Antes o después, un gobierno inclusivoparitario hasta lo chochovoltáico, tan sexual y obrero, o papusista (de El Papus), y papista, por lo mucho que visitan a Francisco – indómita esa afición patria sea zoca o diestra, al Paco, Paco, Paco, que mi Paco, Paco-, tenía que acabar prohibiendo algo del Eclesiastés, cuyo mensaje reduce la vida (o la amplía) a comer, beber y fornicar.

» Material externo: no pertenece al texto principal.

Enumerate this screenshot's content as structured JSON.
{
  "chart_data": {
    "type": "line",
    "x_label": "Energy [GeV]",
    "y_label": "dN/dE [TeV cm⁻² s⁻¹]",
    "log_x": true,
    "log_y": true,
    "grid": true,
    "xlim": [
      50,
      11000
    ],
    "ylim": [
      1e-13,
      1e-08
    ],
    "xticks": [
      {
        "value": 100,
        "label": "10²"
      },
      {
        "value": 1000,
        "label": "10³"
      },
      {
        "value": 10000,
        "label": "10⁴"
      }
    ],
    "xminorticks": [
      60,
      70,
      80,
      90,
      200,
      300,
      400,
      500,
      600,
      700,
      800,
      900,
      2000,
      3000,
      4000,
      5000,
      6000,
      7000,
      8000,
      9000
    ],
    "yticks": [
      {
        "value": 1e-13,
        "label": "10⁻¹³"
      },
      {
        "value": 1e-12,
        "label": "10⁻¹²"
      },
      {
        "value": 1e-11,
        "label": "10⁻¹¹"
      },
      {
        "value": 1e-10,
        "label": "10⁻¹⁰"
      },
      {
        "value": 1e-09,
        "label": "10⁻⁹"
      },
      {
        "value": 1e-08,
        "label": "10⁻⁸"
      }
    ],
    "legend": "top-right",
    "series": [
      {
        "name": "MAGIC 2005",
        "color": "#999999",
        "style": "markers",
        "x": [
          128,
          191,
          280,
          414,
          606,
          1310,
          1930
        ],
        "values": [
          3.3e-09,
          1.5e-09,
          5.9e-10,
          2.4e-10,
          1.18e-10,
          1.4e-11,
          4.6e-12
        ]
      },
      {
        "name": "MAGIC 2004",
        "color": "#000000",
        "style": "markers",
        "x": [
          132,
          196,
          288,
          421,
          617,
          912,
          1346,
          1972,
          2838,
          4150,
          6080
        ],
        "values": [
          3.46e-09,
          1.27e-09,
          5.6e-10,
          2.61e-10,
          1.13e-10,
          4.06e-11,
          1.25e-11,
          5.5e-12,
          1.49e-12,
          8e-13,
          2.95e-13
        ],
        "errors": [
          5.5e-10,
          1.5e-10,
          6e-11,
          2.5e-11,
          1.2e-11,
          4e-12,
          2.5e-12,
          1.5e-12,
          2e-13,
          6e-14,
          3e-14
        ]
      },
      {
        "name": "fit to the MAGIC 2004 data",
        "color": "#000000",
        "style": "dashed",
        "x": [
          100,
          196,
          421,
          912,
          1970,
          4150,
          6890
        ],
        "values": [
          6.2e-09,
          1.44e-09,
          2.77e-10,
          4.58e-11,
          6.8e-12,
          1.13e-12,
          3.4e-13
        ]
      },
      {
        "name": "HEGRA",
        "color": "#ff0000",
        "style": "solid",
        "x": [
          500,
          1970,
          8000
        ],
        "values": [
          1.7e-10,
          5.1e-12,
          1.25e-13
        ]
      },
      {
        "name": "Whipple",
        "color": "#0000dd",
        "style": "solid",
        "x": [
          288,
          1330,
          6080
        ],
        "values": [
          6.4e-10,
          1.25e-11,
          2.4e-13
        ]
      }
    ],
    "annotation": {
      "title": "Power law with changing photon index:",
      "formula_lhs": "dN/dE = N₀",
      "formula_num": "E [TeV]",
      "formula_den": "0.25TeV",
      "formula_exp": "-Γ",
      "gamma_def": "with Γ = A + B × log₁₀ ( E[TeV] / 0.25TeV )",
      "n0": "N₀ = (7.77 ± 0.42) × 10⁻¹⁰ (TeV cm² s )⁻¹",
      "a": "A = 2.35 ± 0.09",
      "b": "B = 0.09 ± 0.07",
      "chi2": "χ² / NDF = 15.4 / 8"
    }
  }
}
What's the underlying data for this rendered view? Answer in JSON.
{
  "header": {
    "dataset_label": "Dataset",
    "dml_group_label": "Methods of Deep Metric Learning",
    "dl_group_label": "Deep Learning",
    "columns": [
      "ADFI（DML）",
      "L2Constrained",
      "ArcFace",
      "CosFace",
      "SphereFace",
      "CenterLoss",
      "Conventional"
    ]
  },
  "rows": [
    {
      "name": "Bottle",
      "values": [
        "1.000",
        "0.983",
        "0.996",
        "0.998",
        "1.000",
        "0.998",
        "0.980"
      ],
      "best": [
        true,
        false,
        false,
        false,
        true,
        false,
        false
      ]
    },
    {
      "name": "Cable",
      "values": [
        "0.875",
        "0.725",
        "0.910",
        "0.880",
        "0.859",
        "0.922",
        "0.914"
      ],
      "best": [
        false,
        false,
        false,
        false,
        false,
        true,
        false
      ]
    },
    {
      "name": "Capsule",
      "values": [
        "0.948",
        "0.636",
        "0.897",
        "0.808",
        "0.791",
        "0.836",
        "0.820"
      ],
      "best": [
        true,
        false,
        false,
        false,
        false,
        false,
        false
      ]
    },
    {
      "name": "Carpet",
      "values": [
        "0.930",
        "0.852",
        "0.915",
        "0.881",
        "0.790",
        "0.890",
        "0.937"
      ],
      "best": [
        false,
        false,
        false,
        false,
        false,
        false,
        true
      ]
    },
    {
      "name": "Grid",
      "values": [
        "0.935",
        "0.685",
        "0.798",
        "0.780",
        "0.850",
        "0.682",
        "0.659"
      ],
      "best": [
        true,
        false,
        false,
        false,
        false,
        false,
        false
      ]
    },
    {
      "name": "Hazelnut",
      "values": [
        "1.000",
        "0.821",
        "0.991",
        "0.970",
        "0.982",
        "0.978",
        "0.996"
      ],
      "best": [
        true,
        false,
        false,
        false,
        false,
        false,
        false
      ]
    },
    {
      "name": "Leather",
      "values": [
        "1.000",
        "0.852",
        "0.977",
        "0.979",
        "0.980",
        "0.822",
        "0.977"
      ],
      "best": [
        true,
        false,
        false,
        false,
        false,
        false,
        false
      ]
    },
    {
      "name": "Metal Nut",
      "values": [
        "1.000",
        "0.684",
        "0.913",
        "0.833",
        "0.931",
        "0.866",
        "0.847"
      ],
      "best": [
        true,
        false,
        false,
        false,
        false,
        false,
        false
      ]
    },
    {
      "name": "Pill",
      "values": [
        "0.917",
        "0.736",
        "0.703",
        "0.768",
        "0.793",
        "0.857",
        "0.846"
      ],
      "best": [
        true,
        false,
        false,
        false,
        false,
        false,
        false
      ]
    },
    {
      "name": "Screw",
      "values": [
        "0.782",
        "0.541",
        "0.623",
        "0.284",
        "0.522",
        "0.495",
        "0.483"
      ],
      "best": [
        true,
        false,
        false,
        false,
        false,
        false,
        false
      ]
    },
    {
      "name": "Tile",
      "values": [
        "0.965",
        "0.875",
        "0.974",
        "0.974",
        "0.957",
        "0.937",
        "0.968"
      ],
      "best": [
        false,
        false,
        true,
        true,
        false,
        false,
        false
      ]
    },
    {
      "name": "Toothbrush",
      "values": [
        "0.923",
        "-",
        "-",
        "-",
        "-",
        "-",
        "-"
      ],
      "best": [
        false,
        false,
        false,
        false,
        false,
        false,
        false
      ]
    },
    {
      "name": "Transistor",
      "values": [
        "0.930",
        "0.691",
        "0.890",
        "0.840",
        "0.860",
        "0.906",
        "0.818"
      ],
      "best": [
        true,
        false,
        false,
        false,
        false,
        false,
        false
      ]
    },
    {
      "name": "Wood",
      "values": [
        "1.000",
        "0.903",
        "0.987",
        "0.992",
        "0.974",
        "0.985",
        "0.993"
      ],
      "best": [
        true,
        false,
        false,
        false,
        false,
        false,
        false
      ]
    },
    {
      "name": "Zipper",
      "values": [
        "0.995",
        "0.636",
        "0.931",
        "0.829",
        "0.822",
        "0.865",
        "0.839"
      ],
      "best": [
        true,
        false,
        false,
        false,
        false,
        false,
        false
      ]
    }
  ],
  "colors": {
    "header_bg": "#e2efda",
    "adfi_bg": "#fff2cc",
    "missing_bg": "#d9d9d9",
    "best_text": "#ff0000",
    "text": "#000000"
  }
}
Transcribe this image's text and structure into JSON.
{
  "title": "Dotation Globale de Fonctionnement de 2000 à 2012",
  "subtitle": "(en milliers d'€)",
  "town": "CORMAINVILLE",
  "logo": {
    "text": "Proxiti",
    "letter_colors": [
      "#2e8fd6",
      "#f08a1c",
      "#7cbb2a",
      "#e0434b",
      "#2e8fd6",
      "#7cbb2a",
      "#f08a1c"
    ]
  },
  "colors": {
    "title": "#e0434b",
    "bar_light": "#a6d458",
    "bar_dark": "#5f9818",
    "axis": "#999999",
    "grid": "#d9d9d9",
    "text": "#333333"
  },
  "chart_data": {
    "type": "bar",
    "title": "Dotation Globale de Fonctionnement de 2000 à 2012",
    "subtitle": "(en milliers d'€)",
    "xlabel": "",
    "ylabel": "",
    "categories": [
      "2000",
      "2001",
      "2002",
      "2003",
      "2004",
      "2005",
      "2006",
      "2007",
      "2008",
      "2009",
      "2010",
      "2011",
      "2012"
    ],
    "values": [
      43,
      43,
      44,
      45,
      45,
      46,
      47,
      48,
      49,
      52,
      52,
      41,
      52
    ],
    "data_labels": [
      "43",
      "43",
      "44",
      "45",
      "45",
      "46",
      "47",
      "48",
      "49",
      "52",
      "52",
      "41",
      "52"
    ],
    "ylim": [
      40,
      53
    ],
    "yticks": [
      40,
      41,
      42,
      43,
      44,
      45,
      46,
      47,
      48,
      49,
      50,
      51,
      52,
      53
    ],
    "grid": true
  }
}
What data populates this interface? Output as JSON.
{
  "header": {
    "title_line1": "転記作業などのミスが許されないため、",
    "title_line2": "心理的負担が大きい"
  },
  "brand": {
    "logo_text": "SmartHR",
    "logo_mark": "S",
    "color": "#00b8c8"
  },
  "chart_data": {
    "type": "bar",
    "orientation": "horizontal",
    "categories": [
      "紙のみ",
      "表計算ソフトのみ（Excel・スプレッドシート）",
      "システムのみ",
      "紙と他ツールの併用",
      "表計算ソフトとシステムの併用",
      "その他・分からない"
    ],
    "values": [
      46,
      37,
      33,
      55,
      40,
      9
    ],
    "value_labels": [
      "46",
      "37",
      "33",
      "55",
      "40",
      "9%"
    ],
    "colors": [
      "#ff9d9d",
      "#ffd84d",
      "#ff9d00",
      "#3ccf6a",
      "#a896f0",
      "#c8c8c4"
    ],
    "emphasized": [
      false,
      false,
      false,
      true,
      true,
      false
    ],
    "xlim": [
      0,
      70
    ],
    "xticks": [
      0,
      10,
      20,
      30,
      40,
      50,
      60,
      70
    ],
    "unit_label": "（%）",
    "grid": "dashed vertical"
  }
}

Sin mediación de chefs, sumilleres o grandes cortejos.
Y lo que más papeletas llevaba era el zarzaneo carnal, eso que la cultura o la civilización se han dedicado básicamente a complicar, aunque con el resultado de transformar el sexo, de gran secreto, en el mayor espectáculo.
Y ahora con lo de la prostitución femenina, ya veremos, cupiendo preguntarse si su interdicto no sea más que la puta del iceberg de ese afán pseudoizquierdoso de hacer desaparecer del paisaje, y del paisanaje, todo aquello que, no siendo natural, es declarado absurdamente ‘naturalizable’ mediante la ingeniería histórica, a la que tanto empeño ponen. Y todo por no haber leído ni a sus clásicos.
Decía Adorno algo así como que la mujer
individual, que vive enteramente dominada por la lógica masculina, representa a
la naturaleza, pero como todo lo presuntamente natural, al estar bajo la acción
de la historia queda desnaturalizada. Así es que, menos lobos.
Y de salvar a
las putas, aún menos. Excepto a las que hagan funcionarias, ya sea de carrera (la
otra) o de empleo, que es la rama ideal para ejercer y meritocratear, y por
ello saturada de políticos, bajo el control de la partitocracia, ese gran proxeneta.
Y a los putos, es que ni mencionarlos. Y mira que hay.